Now is a good time to play Plague


In October 2019, just months before the novel coronavirus started a deadly pandemic, a group of government officials, business leaders, and academics gathered in New York City to discuss how the novel coronavirus caused the deadly pandemic. Their simulated virus jumped from livestock to farmers in Brazil, then spread to Portugal, the United States, and China. Soon, it was everywhere. After 18 months, 65 million people died.

This simulation, known as Event 201, was one of the so-called pandemics that have occurred in the two decades that led to the outbreak of COVID-19. In the middle of 2020, when the world became aware of the recent events, the media published many stories about these simulations. Others emphasized theirs to knowsome of them blind spots. But the real problem that led to the review was only a few months old. Even what it provided was not yet in sight, because many of the challenges of the epidemic – new strains, uncertainty about vaccines, the politicization of public health – were still to come.

Almost three years later, we know that the military players messed up most of the long-term results. Before the outbreak of the epidemic, he predicted the first events such as the number of hospitals in the country, the restrictions that did not work, and the lack of cooperation in all the governments. But he downplayed the importance of containment policies, the speed with which vaccines can be developed, and the political pushback on those efforts. They also failed to respond due to the evolution of the virus, and did not understand how long the problem would last. “This event ends in 18 months,” the creators of Event 201 wrote. “The epidemic has started to decrease due to the decrease in the number of vulnerable people. The epidemic will continue until there is an effective vaccine or until 80-90% of the world’s population is exposed. ” If only.

Warriors are trying to learn from their mistakes. It was long before health officials declared the epidemic serious it’s over, the authorities had already begun to describe new phenomena that correspond to reality. At the security conference in Munich in February 2022, for example, the Johns Hopkins Center for Health Security helped conduct an exercise focused on the rapid development and equitable distribution of future virus vaccines, Tom Inglesby, director of the center, told me. At the end of that year, at the annual meeting held in Brussels by the WHO and the Bill & Melinda Gates Foundation, the same group made a metaphor where foreign and former foreign ministers had to fight false threats and reject non-medical interventions. . Unlike the pre-pandemic war games, this one reflected how governments viewed expert medical advice.

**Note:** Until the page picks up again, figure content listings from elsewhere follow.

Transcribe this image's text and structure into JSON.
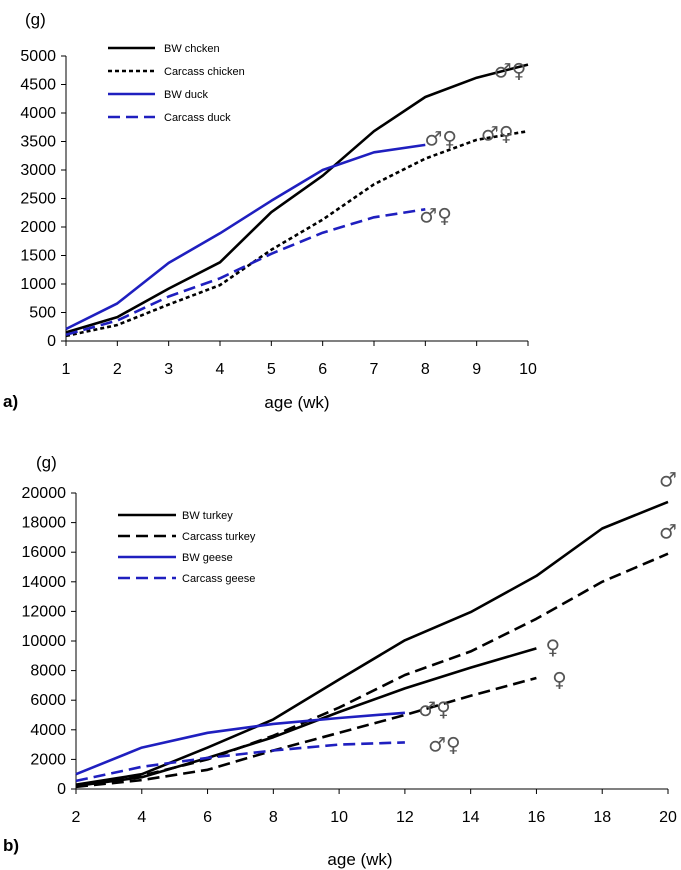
{
  "chart_data": [
    {
      "type": "line",
      "panel_label": "a)",
      "y_unit": "(g)",
      "xlabel": "age (wk)",
      "xlim": [
        1,
        10
      ],
      "ylim": [
        0,
        5000
      ],
      "x_ticks": [
        1,
        2,
        3,
        4,
        5,
        6,
        7,
        8,
        9,
        10
      ],
      "y_ticks": [
        0,
        500,
        1000,
        1500,
        2000,
        2500,
        3000,
        3500,
        4000,
        4500,
        5000
      ],
      "legend_position": "top-left",
      "grid": false,
      "series": [
        {
          "name": "BW chcken",
          "color": "#000000",
          "dash": "solid",
          "x": [
            1,
            2,
            3,
            4,
            5,
            6,
            7,
            8,
            9,
            10
          ],
          "y": [
            150,
            420,
            920,
            1380,
            2260,
            2900,
            3680,
            4280,
            4620,
            4850
          ]
        },
        {
          "name": "Carcass chicken",
          "color": "#000000",
          "dash": "dotted",
          "x": [
            1,
            2,
            3,
            4,
            5,
            6,
            7,
            8,
            9,
            10
          ],
          "y": [
            90,
            280,
            640,
            980,
            1600,
            2130,
            2750,
            3200,
            3530,
            3680
          ]
        },
        {
          "name": "BW duck",
          "color": "#1f1fbf",
          "dash": "solid",
          "x": [
            1,
            2,
            3,
            4,
            5,
            6,
            7,
            8
          ],
          "y": [
            210,
            660,
            1370,
            1890,
            2460,
            3000,
            3310,
            3440
          ]
        },
        {
          "name": "Carcass duck",
          "color": "#1f1fbf",
          "dash": "dashed",
          "x": [
            1,
            2,
            3,
            4,
            5,
            6,
            7,
            8
          ],
          "y": [
            110,
            360,
            780,
            1100,
            1530,
            1900,
            2170,
            2310
          ]
        }
      ],
      "annotations": [
        {
          "text": "♂♀",
          "x": 9.65,
          "y": 4750
        },
        {
          "text": "♂♀",
          "x": 8.3,
          "y": 3550
        },
        {
          "text": "♂♀",
          "x": 9.4,
          "y": 3640
        },
        {
          "text": "♂♀",
          "x": 8.2,
          "y": 2200
        }
      ]
    },
    {
      "type": "line",
      "panel_label": "b)",
      "y_unit": "(g)",
      "xlabel": "age (wk)",
      "xlim": [
        2,
        20
      ],
      "ylim": [
        0,
        20000
      ],
      "x_ticks": [
        2,
        4,
        6,
        8,
        10,
        12,
        14,
        16,
        18,
        20
      ],
      "y_ticks": [
        0,
        2000,
        4000,
        6000,
        8000,
        10000,
        12000,
        14000,
        16000,
        18000,
        20000
      ],
      "legend_position": "top-left",
      "grid": false,
      "series": [
        {
          "name": "BW turkey",
          "color": "#000000",
          "dash": "solid",
          "x": [
            2,
            4,
            6,
            8,
            10,
            12,
            14,
            16,
            18,
            20
          ],
          "y": [
            300,
            1000,
            2800,
            4700,
            7400,
            10050,
            11950,
            14400,
            17600,
            19400
          ]
        },
        {
          "name": "",
          "color": "#000000",
          "dash": "solid",
          "x": [
            2,
            4,
            6,
            8,
            10,
            12,
            14,
            16
          ],
          "y": [
            200,
            800,
            2100,
            3500,
            5200,
            6800,
            8200,
            9500
          ]
        },
        {
          "name": "Carcass turkey",
          "color": "#000000",
          "dash": "dashed",
          "x": [
            2,
            4,
            6,
            8,
            10,
            12,
            14,
            16,
            18,
            20
          ],
          "y": [
            250,
            900,
            2000,
            3600,
            5500,
            7700,
            9300,
            11500,
            14000,
            15900
          ]
        },
        {
          "name": "",
          "color": "#000000",
          "dash": "dashed",
          "x": [
            2,
            4,
            6,
            8,
            10,
            12,
            14,
            16
          ],
          "y": [
            150,
            600,
            1300,
            2600,
            3800,
            5000,
            6300,
            7500
          ]
        },
        {
          "name": "BW geese",
          "color": "#1f1fbf",
          "dash": "solid",
          "x": [
            2,
            4,
            6,
            8,
            10,
            12
          ],
          "y": [
            1000,
            2800,
            3800,
            4400,
            4800,
            5150
          ]
        },
        {
          "name": "Carcass geese",
          "color": "#1f1fbf",
          "dash": "dashed",
          "x": [
            2,
            4,
            6,
            8,
            10,
            12
          ],
          "y": [
            550,
            1500,
            2100,
            2600,
            3000,
            3150
          ]
        }
      ],
      "annotations": [
        {
          "text": "♂",
          "x": 20,
          "y": 20900
        },
        {
          "text": "♂",
          "x": 20,
          "y": 17400
        },
        {
          "text": "♀",
          "x": 16.5,
          "y": 9600
        },
        {
          "text": "♀",
          "x": 16.7,
          "y": 7400
        },
        {
          "text": "♂♀",
          "x": 12.9,
          "y": 5400
        },
        {
          "text": "♂♀",
          "x": 13.2,
          "y": 3000
        }
      ]
    }
  ]
}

Calculating the reality of the coronavirus pandemic may make future war games more realistic, experts have told me, but it may not prove to be of much benefit. These actions are not meant to predict anything they will happens in the next epidemic, so prepare for that strength happen. Bringing the game up to date is all about how it ends up being.

Martial artists often make a distinction between tabletop exercises and bodyweight exercises. In the past, students sit and discuss what they would do in certain situations; finally, the actual participants to do that. They can carry heavy loads, distribute personal protective equipment, or care for patients in the hospital. The Pentagon moves real power around the world as part of its efforts. This practice is particularly important in the context of a pandemic, said Jennifer Nuzzo, director of Brown University’s Pandemic Center. “When I look back at COVID, a lot of the failures came from the fact that we didn’t fully use what we should have.”

Exercise can be very challenging, Inglesby said. Most are set up to prevent participants from becoming depressed, he said, as opposed to “exercise to failure.” This point can be taken too far, however, Nuzzo told me. If the game is too intense, people will get bored and quit. The actual weights, of course, are much higher, but if you’re trying to train someone to bench press, you can’t just drop a 200-pound barbell on your chest and yell “Go!” They should build strength over time.

Going through a real pandemic is a learning curve, too, but the experience doesn’t make war games worthless. In fact, it may be more important now than ever, experts told me. Before COVID-19, pandemic dramas were created to raise awareness – to show participants and the public at large that a pandemic could actually happen. Now, obviously, few people should be attracted to the danger. Post-COVID, exercise plays a very different role: It reminds us that the next pandemic may not look like the one we just experienced. It can have a very high mortality rate. It can make children sick and not the elderly. Symptoms may be neurological rather than respiratory. “Just having COVID doesn’t prepare us for all future scenarios,” Inglesby said. Events are just a few of the possibilities.

We try, through war games, to instill this. It’s not always easy. Event 201 though, epidemiological efforts often focus on the flu and not enough on the virus, perhaps because of how many epidemics it has caused in the past. It would be wrong to focus only on coronaviruses, and leave out the flu. In comparison to Brussels, Eric Toner, a senior fellow at the Johns Hopkins Center for Health Security, told me, some participants struggled to remember the recent events: “They came back saying, ‘Well, in COVID we did this,’ or ‘In COVID we did this.’ ”It is due diligence: learning from what happened without being forced by it.